The study garnered data from 17 elite coaches who had once been athletes themselves and found what they term compelling evidence that coaches can provide important moral guidance for their athletic charges. "Coaches have a unique relationship with their athletes," says Sandra Peláez, who completed the study as part of her PhD thesis.  "Coaches are mentors, parent figures, career enablers, and judges – all at the same time.  Every coach, however, doesn't influence every athlete he or she works with. The coach-athlete relationship is what enables a coach's influence and therefore determines how much influence a coach has. We found athletes would evaluate the relationship with their coaches and then decide whether to accept moral guidance or not."

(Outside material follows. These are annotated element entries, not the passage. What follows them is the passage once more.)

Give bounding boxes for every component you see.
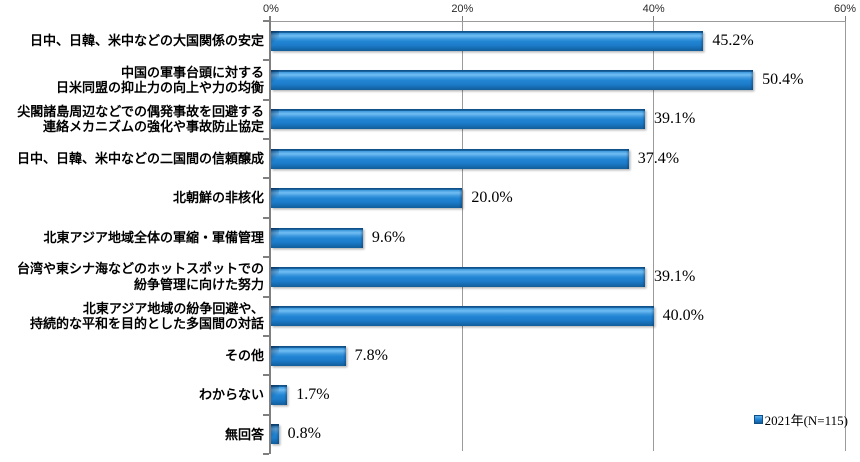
x-tick-label: 40%: [642, 3, 665, 15]
value-label: 1.7%: [296, 385, 330, 403]
bar-4: [271, 148, 629, 169]
category-label-line: 持続的な平和を目的とした多国間の対話: [29, 316, 264, 332]
category-label: 北東アジア地域の紛争回避や、 持続的な平和を目的とした多国間の対話: [0, 297, 264, 336]
bar-8: [271, 306, 654, 327]
category-axis-tick: [263, 453, 269, 455]
value-label: 39.1%: [654, 110, 696, 128]
category-axis-tick: [263, 20, 269, 22]
bar-5: [271, 188, 463, 209]
axis-tick: [461, 16, 463, 21]
legend: 2021年(N=115): [753, 410, 848, 428]
bar-10: [271, 384, 288, 405]
category-label: 日中、日韓、米中などの大国関係の安定: [0, 21, 264, 60]
plot-top-border: [271, 21, 845, 22]
bar-7: [271, 266, 646, 287]
category-axis-tick: [263, 138, 269, 141]
value-label: 50.4%: [762, 71, 804, 89]
category-label-line: 台湾や東シナ海などのホットスポットでの: [16, 261, 264, 277]
category-label-line: 日中、日韓、米中などの二国間の信頼醸成: [16, 151, 264, 166]
category-label: わからない: [0, 375, 264, 414]
bar-3: [271, 109, 646, 130]
value-label: 45.2%: [712, 31, 754, 49]
category-label-line: 連絡メカニズムの強化や事故防止協定: [42, 119, 264, 135]
value-label: 9.6%: [371, 228, 406, 246]
category-axis-tick: [263, 374, 269, 377]
category-label-line: その他: [224, 347, 264, 363]
value-label: 40.0%: [662, 307, 704, 325]
category-axis-tick: [263, 216, 269, 219]
legend-swatch-icon: [753, 414, 763, 424]
value-label: 7.8%: [354, 346, 388, 364]
category-label: 中国の軍事台頭に対する 日米同盟の抑止力の向上や力の均衡: [0, 60, 264, 99]
category-label: 台湾や東シナ海などのホットスポットでの 紛争管理に向けた努力: [0, 257, 264, 296]
legend-label: 2021年(N=115): [764, 412, 848, 428]
value-label: 0.8%: [287, 425, 321, 443]
x-tick-label: 0%: [263, 3, 279, 15]
value-label: 39.1%: [654, 267, 696, 285]
category-label-line: わからない: [198, 387, 264, 403]
axis-tick: [653, 16, 655, 21]
category-label-line: 北東アジア地域全体の軍縮・軍備管理: [43, 229, 264, 245]
x-tick-label: 20%: [451, 3, 474, 15]
gridline: [844, 21, 846, 451]
category-label-line: 日米同盟の抑止力の向上や力の均衡: [55, 80, 264, 96]
bar-6: [271, 227, 363, 248]
category-axis-tick: [263, 177, 269, 180]
category-label-line: 無回答: [224, 426, 264, 442]
value-label: 37.4%: [637, 149, 680, 167]
category-label-line: 紛争管理に向けた努力: [133, 276, 264, 292]
category-axis-tick: [263, 295, 269, 298]
bar-2: [271, 70, 754, 91]
gridline: [653, 21, 655, 451]
category-label-line: 北東アジア地域の紛争回避や、: [82, 300, 264, 316]
category-label-line: 日中、日韓、米中などの大国関係の安定: [29, 32, 264, 48]
category-label: 尖閣諸島周辺などでの偶発事故を回避する 連絡メカニズムの強化や事故防止協定: [0, 100, 264, 139]
category-axis-tick: [263, 413, 269, 416]
axis-tick: [844, 16, 846, 21]
x-tick-label: 60%: [833, 3, 857, 15]
category-label: 北東アジア地域全体の軍縮・軍備管理: [0, 218, 264, 257]
category-label: 北朝鮮の非核化: [0, 178, 264, 217]
category-label-line: 尖閣諸島周辺などでの偶発事故を回避する: [17, 103, 264, 119]
category-label: 日中、日韓、米中などの二国間の信頼醸成: [0, 139, 264, 178]
value-label: 20.0%: [471, 189, 513, 207]
category-label: その他: [0, 336, 264, 375]
bar-1: [271, 30, 704, 51]
category-label-line: 北朝鮮の非核化: [172, 190, 264, 206]
category-axis-tick: [263, 98, 269, 101]
category-label-line: 中国の軍事台頭に対する: [120, 64, 264, 80]
bar-11: [271, 424, 279, 445]
category-axis-tick: [263, 59, 269, 62]
category-axis: [269, 16, 271, 454]
category-label: 無回答: [0, 415, 264, 454]
gridline: [461, 21, 463, 451]
category-axis-tick: [263, 334, 269, 337]
bar-9: [271, 345, 346, 366]
category-axis-tick: [263, 256, 269, 259]
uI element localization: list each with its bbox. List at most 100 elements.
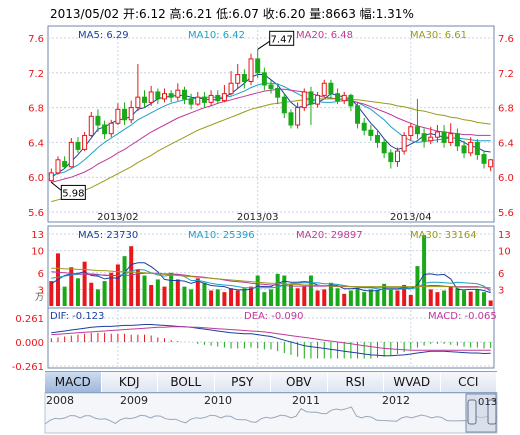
- candle-body: [108, 122, 114, 135]
- low-label: 5.98: [62, 188, 84, 199]
- price-y-tick-right: 5.6: [498, 208, 514, 219]
- volume-bar: [455, 288, 460, 306]
- volume-bar: [249, 286, 254, 306]
- candle-body: [128, 107, 134, 121]
- volume-y-tick-right: 10: [498, 247, 511, 258]
- candle-body: [122, 108, 128, 121]
- volume-ma30-line: [51, 267, 491, 289]
- candle-body: [488, 159, 494, 168]
- volume-unit: 万: [35, 293, 44, 303]
- volume-bar: [375, 290, 380, 306]
- volume-bar: [135, 270, 140, 306]
- volume-legend-2: MA20: 29897: [296, 230, 363, 241]
- price-y-tick-left: 7.2: [28, 69, 44, 80]
- volume-bar: [202, 282, 207, 306]
- volume-ma5-line: [51, 262, 491, 294]
- price-y-tick-right: 7.6: [498, 34, 514, 45]
- volume-y-tick-left: 13: [31, 230, 44, 241]
- candle-body: [421, 133, 427, 142]
- candle-body: [275, 87, 281, 98]
- price-y-tick-left: 6.4: [28, 138, 44, 149]
- candle-body: [328, 82, 334, 95]
- candle-body: [161, 93, 167, 100]
- candle-body: [408, 126, 414, 136]
- candle-body: [368, 129, 374, 136]
- candle-body: [448, 133, 454, 143]
- volume-ma10-line: [51, 268, 492, 292]
- timeline-year-label: 2010: [204, 394, 232, 407]
- tab-rsi[interactable]: RSI: [328, 372, 384, 392]
- timeline-navigator: [44, 392, 498, 434]
- macd-legend-2: MACD: -0.065: [428, 311, 497, 322]
- macd-y-tick: -0.261: [12, 362, 44, 373]
- volume-legend-1: MA10: 25396: [188, 230, 255, 241]
- candle-body: [414, 126, 420, 135]
- volume-legend-3: MA30: 33164: [410, 230, 477, 241]
- candle-body: [474, 141, 480, 156]
- volume-bar: [115, 264, 120, 306]
- candle-body: [102, 124, 108, 135]
- tab-obv[interactable]: OBV: [271, 372, 328, 392]
- candle-body: [301, 91, 307, 109]
- price-panel: [47, 25, 495, 223]
- volume-bar: [195, 278, 200, 306]
- volume-bar: [315, 290, 320, 306]
- volume-bar: [189, 289, 194, 306]
- volume-bar: [302, 286, 307, 306]
- tab-boll[interactable]: BOLL: [158, 372, 215, 392]
- price-y-tick-left: 7.6: [28, 34, 44, 45]
- volume-bar: [155, 279, 160, 306]
- tab-psy[interactable]: PSY: [215, 372, 271, 392]
- volume-bar: [215, 289, 220, 306]
- candle-body: [235, 74, 241, 84]
- price-y-tick-right: 6.8: [498, 104, 514, 115]
- volume-bar: [362, 292, 367, 306]
- candle-body: [375, 134, 381, 143]
- volume-bar: [229, 288, 234, 306]
- indicator-tabs: MACD KDJ BOLL PSY OBV RSI WVAD CCI: [45, 371, 497, 393]
- volume-y-tick-right: 13: [498, 230, 511, 241]
- candle-body: [188, 98, 194, 105]
- candle-body: [281, 96, 287, 114]
- candle-body: [341, 94, 347, 102]
- volume-bar: [169, 272, 174, 306]
- candle-body: [82, 134, 88, 150]
- candle-body: [401, 134, 407, 152]
- candle-body: [221, 93, 227, 102]
- tab-wvad[interactable]: WVAD: [384, 372, 441, 392]
- candle-body: [115, 108, 121, 124]
- volume-bar: [255, 275, 260, 306]
- tab-kdj[interactable]: KDJ: [102, 372, 158, 392]
- high-label-box: [269, 30, 295, 46]
- candle-body: [295, 107, 301, 126]
- volume-bar: [62, 286, 67, 306]
- volume-bar: [335, 288, 340, 306]
- timeline-year-label: 2008: [46, 394, 74, 407]
- macd-panel: [47, 307, 495, 369]
- volume-bar: [69, 267, 74, 306]
- volume-bar: [368, 289, 373, 306]
- volume-bar: [89, 282, 94, 306]
- price-legend-2: MA20: 6.48: [296, 30, 353, 41]
- price-y-tick-left: 5.6: [28, 208, 44, 219]
- volume-bar: [395, 290, 400, 306]
- price-x-tick: 2013/04: [390, 212, 432, 223]
- candle-body: [288, 112, 294, 126]
- tab-macd[interactable]: MACD: [45, 372, 102, 392]
- volume-bar: [162, 286, 167, 306]
- macd-legend-1: DEA: -0.090: [244, 311, 303, 322]
- candle-body: [135, 96, 141, 109]
- tab-cci[interactable]: CCI: [441, 372, 497, 392]
- price-legend-1: MA10: 6.42: [188, 30, 245, 41]
- price-x-tick: 2013/03: [237, 212, 279, 223]
- volume-bar: [462, 290, 467, 306]
- candle-body: [175, 89, 181, 98]
- volume-bar: [82, 261, 87, 306]
- timeline-year-label: 2009: [120, 394, 148, 407]
- candle-body: [394, 150, 400, 163]
- candle-body: [268, 84, 274, 89]
- candle-body: [248, 58, 254, 83]
- candle-body: [255, 58, 261, 74]
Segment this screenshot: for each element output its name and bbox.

Like most people, athletes receive early moral direction from their parents, yet as athletes become more engaged in sport, coaches become their most important source of moral guidance. This may be because athletes admire and trust their coaches. It may also be because coaches have significant power to enforce their standards, by benching players who do not adhere to rules.

While study participants agreed that moral influence was an important aspect of coach-athlete relationships, they found morality hard to define. In the course of the study, four core moral values emerged. These were "elite sports involvement" (discipline), "interaction with others" (respect), "self-related" (enjoying the sport) and "game" (striving to win). 

Coaches' cultural backgrounds also influenced their definitions of morality. "Cultural differences are crucial – and this study is the first to draw attention to this important point," says Peláez. "Things that are accepted in one culture are not accepted in others. For example, in some Eastern European countries, you are either training or you are in the hospital. If you skip practice, you will be punished because it's your moral obligation to be there. It's part of your commitment to your country, your teammates and your coach."

The survey also showed that coaches inherit their moral values from their own coaches. Participants discussed moral issues using what their own coaches did as their frame of reference. Whether they copied these practices or criticized them, their understanding of morality was based on what they learned from their coaches when they were athletes.